Чевенгурцы, презирающие материальные блага, гордятся тем, что они «голые коммунисты», и все свои силы сосредоточивают на товариществе. Саша Дванов, видимо, выражая идеологическую точку зрения автора, догадывается, что коммунизм для чевенгурцев есть конец истории.

Кошмарными апокалиптическими мотивами пронизаны сцены организации «второго пришествия» для буржуазии, – описание двойного расстрела буржуев (чтобы их души не могли воскреснуть) и последовавшего за ним уничтожения их семей. Как и Замятин, Платонов показывает разрыв коммунистической утопии с прошлым, что для него, сторонника идей философа Н. Федорова, совершенно неприемлемо. Для Платонова забвение прошлого – еще и энтропия жизненного «вещества»[351].
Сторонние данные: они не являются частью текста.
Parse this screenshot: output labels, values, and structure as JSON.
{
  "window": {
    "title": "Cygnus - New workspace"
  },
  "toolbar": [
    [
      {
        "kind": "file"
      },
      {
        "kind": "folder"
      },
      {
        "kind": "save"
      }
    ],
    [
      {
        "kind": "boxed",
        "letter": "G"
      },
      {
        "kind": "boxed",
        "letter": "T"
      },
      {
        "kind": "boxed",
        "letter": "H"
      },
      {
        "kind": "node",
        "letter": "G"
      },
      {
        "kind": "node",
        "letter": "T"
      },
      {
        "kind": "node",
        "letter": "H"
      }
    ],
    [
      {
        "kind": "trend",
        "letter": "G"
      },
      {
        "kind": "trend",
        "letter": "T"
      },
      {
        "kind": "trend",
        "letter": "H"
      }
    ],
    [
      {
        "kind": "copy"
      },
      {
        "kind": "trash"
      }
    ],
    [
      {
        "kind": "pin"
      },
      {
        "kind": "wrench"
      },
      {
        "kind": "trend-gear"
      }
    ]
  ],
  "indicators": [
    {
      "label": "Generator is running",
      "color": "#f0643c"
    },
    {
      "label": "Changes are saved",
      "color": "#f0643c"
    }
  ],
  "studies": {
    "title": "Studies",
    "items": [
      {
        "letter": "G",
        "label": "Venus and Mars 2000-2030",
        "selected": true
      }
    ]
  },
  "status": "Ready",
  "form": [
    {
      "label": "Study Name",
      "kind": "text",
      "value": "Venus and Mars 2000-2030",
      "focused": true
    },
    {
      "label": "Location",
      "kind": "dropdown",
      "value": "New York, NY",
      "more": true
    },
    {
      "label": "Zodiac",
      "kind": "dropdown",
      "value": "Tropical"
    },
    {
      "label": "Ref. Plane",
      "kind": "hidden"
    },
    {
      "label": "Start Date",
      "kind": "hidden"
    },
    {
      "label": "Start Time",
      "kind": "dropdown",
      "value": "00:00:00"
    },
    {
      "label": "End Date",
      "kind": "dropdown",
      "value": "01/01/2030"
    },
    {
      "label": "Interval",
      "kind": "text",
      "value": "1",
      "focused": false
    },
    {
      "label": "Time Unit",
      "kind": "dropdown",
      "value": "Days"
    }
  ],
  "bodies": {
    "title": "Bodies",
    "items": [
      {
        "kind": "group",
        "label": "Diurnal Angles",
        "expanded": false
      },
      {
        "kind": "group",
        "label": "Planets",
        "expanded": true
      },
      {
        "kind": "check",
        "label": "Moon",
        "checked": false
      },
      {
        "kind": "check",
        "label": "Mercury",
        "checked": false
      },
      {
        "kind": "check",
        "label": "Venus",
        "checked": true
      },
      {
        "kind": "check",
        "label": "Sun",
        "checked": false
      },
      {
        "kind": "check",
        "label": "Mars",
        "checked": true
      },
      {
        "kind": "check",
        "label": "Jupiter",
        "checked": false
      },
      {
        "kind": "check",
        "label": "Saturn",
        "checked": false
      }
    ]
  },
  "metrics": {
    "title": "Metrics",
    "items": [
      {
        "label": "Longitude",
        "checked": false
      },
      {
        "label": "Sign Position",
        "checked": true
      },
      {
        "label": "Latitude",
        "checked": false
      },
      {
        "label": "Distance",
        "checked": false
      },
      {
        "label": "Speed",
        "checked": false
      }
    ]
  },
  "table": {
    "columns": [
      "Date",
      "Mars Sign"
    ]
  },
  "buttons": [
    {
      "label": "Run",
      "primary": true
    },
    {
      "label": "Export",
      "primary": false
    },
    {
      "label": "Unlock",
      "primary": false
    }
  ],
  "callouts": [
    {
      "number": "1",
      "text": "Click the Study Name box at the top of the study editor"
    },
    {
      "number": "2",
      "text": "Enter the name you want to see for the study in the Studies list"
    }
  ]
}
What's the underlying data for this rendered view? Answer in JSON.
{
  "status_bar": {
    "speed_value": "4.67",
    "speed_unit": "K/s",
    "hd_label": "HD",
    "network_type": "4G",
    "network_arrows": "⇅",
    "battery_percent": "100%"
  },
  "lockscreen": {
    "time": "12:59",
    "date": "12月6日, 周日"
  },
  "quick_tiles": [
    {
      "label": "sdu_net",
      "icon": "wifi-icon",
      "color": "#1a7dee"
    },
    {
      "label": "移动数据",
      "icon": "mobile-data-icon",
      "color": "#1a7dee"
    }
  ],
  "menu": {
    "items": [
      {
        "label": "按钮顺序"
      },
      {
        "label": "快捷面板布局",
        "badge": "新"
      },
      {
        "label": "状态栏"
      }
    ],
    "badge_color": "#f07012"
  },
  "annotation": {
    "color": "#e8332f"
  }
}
Неоднозначным является отношение писателя к уничтожению традиционной семьи и дома. Платоновские чевенгурцы выдирают дома из их «почвы» и переносят на другое место, надеясь тем самым изменить и традиционный семейный уклад, ведь дом является средоточием жизни семьи. У них возникает своеобразное братство «душевных бедняков» и «прочих» (нищих и сирот, приведенных Прокофием Двановым в Чевенгур), живущих в одном просторном доме, при этом главной профессией чевенгурцев становится «душа человека <…>. А продукт ее – дружба и товарищество!». С одной стороны, писатель, считавший высшими формами любви чувство к матери, сестре и невесте, разделяет подобные нравственно-этические искания. С другой – показывает их бесперспективность: не случайно коммунары потребовали в конце концов привести им жен. Так утопия постепенно превращается в роман об утрате иллюзий, в антиутопию.

Главная трагедия и опасность чевенгурцев в том, что они не жизненны, уничтожают вокруг все живое. В их самоотречении проявляется та же варварская жестокость, что и в массовом убийстве «буржуев». Не удается им и сокрушить смерть и тем самым осуществить в жизни федоровский проект воскрешения отцов, утопическую мечту соединения всего человечества.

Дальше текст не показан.